The U.S. Department of Agriculture listed "added sugars" in their literature on "Foods and Food Components to Reduce," saying added sugars contribute an average of 16 percent of the total calories to American diets. Added sugars are added to foods during processing, preparation or before consumption, and are meant to improve the "palatability" of food and drink.

But 20 teaspoons is a whole lot of sugar, especially since that's just an average, and it's been cause for concern for a lot of nutritionists. The Times says UC San Francisco's Robert Lustig is the "de facto" leader of the anti-sugar movement: He's tallied more than 2 million YouTube views for his lecture "Sugar: The Bitter Truth," and recently declared on "60 Minutes" that sugar is "toxic" and has "created a public health crisis."

In other words, Lustig doesn't think it's the innocuous cup of sugar that used to bring neighbors together in the olden days.

Lustig asserts that added sugars, according to the Times, are the primary cause of metabolic syndrome, a group of risk factors like high blood sugar, high blood pressure and decreased sensitivity to insulin, all of which come with their own negative health outcomes.
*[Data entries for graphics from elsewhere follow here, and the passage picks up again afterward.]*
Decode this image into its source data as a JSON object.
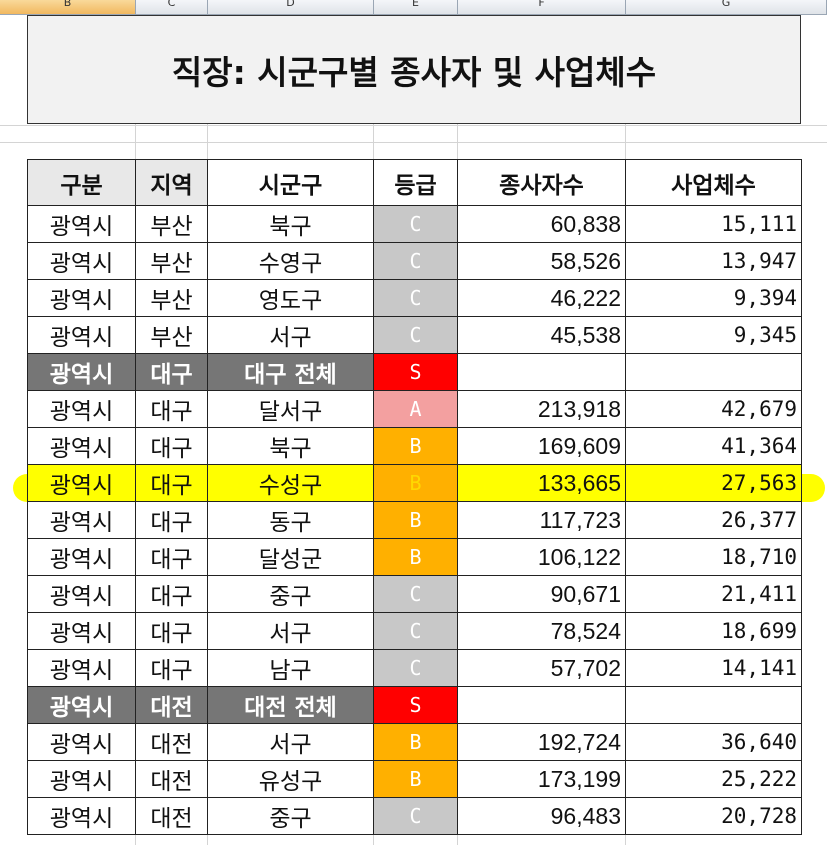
{
  "column_headers": [
    {
      "label": "B",
      "selected": true
    },
    {
      "label": "C",
      "selected": false
    },
    {
      "label": "D",
      "selected": false
    },
    {
      "label": "E",
      "selected": false
    },
    {
      "label": "F",
      "selected": false
    },
    {
      "label": "G",
      "selected": false
    }
  ],
  "title": "직장: 시군구별 종사자 및 사업체수",
  "table": {
    "headers": [
      "구분",
      "지역",
      "시군구",
      "등급",
      "종사자수",
      "사업체수"
    ],
    "rows": [
      {
        "type": "normal",
        "gubun": "광역시",
        "region": "부산",
        "district": "북구",
        "grade": "C",
        "employees": "60,838",
        "businesses": "15,111"
      },
      {
        "type": "normal",
        "gubun": "광역시",
        "region": "부산",
        "district": "수영구",
        "grade": "C",
        "employees": "58,526",
        "businesses": "13,947"
      },
      {
        "type": "normal",
        "gubun": "광역시",
        "region": "부산",
        "district": "영도구",
        "grade": "C",
        "employees": "46,222",
        "businesses": "9,394"
      },
      {
        "type": "normal",
        "gubun": "광역시",
        "region": "부산",
        "district": "서구",
        "grade": "C",
        "employees": "45,538",
        "businesses": "9,345"
      },
      {
        "type": "total",
        "gubun": "광역시",
        "region": "대구",
        "district": "대구 전체",
        "grade": "S",
        "employees": "",
        "businesses": ""
      },
      {
        "type": "normal",
        "gubun": "광역시",
        "region": "대구",
        "district": "달서구",
        "grade": "A",
        "employees": "213,918",
        "businesses": "42,679"
      },
      {
        "type": "normal",
        "gubun": "광역시",
        "region": "대구",
        "district": "북구",
        "grade": "B",
        "employees": "169,609",
        "businesses": "41,364"
      },
      {
        "type": "highlight",
        "gubun": "광역시",
        "region": "대구",
        "district": "수성구",
        "grade": "B",
        "employees": "133,665",
        "businesses": "27,563"
      },
      {
        "type": "normal",
        "gubun": "광역시",
        "region": "대구",
        "district": "동구",
        "grade": "B",
        "employees": "117,723",
        "businesses": "26,377"
      },
      {
        "type": "normal",
        "gubun": "광역시",
        "region": "대구",
        "district": "달성군",
        "grade": "B",
        "employees": "106,122",
        "businesses": "18,710"
      },
      {
        "type": "normal",
        "gubun": "광역시",
        "region": "대구",
        "district": "중구",
        "grade": "C",
        "employees": "90,671",
        "businesses": "21,411"
      },
      {
        "type": "normal",
        "gubun": "광역시",
        "region": "대구",
        "district": "서구",
        "grade": "C",
        "employees": "78,524",
        "businesses": "18,699"
      },
      {
        "type": "normal",
        "gubun": "광역시",
        "region": "대구",
        "district": "남구",
        "grade": "C",
        "employees": "57,702",
        "businesses": "14,141"
      },
      {
        "type": "total",
        "gubun": "광역시",
        "region": "대전",
        "district": "대전 전체",
        "grade": "S",
        "employees": "",
        "businesses": ""
      },
      {
        "type": "normal",
        "gubun": "광역시",
        "region": "대전",
        "district": "서구",
        "grade": "B",
        "employees": "192,724",
        "businesses": "36,640"
      },
      {
        "type": "normal",
        "gubun": "광역시",
        "region": "대전",
        "district": "유성구",
        "grade": "B",
        "employees": "173,199",
        "businesses": "25,222"
      },
      {
        "type": "normal",
        "gubun": "광역시",
        "region": "대전",
        "district": "중구",
        "grade": "C",
        "employees": "96,483",
        "businesses": "20,728"
      }
    ]
  },
  "colors": {
    "grade_S": "#ff0000",
    "grade_A": "#f3a0a0",
    "grade_B": "#ffb000",
    "grade_C": "#c8c8c8",
    "highlight": "#ffff00",
    "total_row": "#767676"
  }
}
Others contest Lustig's claims, saying that the root of the problems with America's diet is multifaceted.

"Sugar isn't a poison," said Joanne Slavin, a professor of nutrition at the University of Minnesota in St. Paul to the Times. "Diet is more complicated than any one single villain."

There are a lot of villains in South L.A. diets, and excessive consumption of processed food is one of the biggest of them all. Fast food joints make up nearly 70 percent of the area's eateries, and there aren't a lot of options when it comes to getting fresh produce (with no added sugars).